Кузёмке и отоспаться не дали после обеда в этот день. Стал торопить Кузьму князь Иван — поскорей седлать, ехать во дворец государев, спросить там Петра Федоровича и отдать грамотку боярину в собственные руки. Да по дороге остерегаться — не обронить бы грамотки как-нибудь. Кузёмка обернул грамотку тряпкой, упрятал сверточек себе в колпак и натянул колпак на голову, укрыв им и уши и глаза. И вынесся Кузёмка со двора на улицу, стал виться по переулкам, запрокидывая лицо, поглядывая из-под нахлобученного колпака на выныривавшую из-за поворотов Ивановскую колокольню в Кремле. Но, не доезжая Чертольских ворот, подле часовни на распутье, Кузёмка сдержал коня.
Двери часовни были раскрыты настежь, в темной глубине ее теплились свечи, гроб был открыт, и с седла своего увидел Кузёмка девичий лик в золоте волос и в бумажном венчике на восковом челе. Вместе с синим дымком, что вился из кадила, шел наружу и звонкий голос, повторявший нараспев слова заупокойной молитвы.
У Кузёмки сжалось сердце от того, что увидел он здесь, от красоты человеческой, положенной в гроб. Осторожно снял Кузёмка с головы колпак свой, перекрестился и застыл в седле, но вдруг вздрогнул он, услышав позади себя блеяние козы, нелепое, неуместное, никак не идущее к печальному обряду в часовне: «Бэ-бэ-бэ-бэ… Мэ-мэ-мэ-мэ…»
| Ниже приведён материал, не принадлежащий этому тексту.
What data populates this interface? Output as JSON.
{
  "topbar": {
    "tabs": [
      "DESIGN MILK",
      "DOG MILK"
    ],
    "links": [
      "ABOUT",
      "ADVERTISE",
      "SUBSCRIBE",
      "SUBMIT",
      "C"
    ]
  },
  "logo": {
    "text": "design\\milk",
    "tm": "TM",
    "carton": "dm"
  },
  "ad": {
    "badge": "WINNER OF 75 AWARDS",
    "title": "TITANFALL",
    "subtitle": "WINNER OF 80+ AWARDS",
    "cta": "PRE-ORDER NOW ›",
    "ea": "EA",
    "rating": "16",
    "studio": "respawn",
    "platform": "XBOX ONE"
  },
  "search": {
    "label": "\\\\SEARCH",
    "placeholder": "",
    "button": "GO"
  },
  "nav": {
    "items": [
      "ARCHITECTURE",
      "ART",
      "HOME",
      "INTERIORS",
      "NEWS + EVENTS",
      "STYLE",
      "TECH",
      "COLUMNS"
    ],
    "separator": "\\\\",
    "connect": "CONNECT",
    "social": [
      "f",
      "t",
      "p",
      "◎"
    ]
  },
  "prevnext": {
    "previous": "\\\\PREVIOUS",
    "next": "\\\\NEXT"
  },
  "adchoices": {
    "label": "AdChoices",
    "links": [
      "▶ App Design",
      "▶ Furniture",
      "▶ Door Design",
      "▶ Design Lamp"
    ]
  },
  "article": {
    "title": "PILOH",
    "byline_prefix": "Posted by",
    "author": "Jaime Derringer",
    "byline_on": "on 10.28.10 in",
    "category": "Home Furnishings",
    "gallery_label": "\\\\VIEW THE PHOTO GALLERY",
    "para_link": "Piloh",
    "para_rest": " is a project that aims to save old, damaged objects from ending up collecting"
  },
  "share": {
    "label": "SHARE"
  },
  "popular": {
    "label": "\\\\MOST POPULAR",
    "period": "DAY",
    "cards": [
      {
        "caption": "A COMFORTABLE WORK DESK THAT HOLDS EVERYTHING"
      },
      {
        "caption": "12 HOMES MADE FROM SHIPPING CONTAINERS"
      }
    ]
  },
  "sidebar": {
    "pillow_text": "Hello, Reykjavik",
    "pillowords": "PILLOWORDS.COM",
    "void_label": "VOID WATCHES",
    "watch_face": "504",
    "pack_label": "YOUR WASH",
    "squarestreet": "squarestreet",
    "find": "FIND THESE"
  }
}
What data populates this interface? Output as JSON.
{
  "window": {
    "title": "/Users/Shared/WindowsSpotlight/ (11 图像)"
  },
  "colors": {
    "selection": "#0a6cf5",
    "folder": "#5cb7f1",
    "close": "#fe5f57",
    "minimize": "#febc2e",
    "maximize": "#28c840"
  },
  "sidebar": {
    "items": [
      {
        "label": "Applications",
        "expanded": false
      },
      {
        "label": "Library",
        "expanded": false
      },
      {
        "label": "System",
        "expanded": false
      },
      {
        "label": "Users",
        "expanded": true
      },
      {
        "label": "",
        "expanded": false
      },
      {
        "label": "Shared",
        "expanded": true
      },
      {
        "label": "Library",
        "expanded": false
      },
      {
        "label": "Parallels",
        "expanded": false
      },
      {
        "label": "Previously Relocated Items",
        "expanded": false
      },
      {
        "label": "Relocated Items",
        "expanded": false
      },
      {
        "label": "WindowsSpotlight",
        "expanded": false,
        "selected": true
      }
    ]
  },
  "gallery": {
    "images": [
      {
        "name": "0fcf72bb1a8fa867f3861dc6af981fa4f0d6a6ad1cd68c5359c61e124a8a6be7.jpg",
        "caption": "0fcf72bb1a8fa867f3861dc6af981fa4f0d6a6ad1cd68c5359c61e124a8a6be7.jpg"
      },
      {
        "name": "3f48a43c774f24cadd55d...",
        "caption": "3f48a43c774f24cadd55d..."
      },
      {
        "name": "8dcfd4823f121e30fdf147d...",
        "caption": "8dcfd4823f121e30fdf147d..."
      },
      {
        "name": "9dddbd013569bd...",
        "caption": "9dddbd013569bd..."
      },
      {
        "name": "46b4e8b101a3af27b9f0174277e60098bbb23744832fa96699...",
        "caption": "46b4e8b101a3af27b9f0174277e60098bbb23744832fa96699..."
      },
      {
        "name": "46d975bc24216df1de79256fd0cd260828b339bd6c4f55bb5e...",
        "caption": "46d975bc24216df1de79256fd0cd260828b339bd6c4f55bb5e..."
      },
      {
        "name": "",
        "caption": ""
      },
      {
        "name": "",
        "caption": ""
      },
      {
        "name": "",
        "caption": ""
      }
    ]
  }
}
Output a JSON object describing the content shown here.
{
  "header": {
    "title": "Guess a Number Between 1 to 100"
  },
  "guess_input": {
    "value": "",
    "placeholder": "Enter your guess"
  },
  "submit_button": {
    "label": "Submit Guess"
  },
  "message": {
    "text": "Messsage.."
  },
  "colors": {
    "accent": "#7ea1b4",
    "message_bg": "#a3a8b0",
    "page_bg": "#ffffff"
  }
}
Кузёмка обернулся и увидел стаю пахолят — прислужников панских, безусых пареньков в цветных кунтушиках и польских шапках. Разместились пахолята вдоль плетня против часовни, казали языки и скалили зубы, пересмешничали и кривлялись. Они уже не только блекотали по-козьему, а кто как горазд тявкали, выли, мяукали, ржали по-лошадиному, ревели по-бычьи.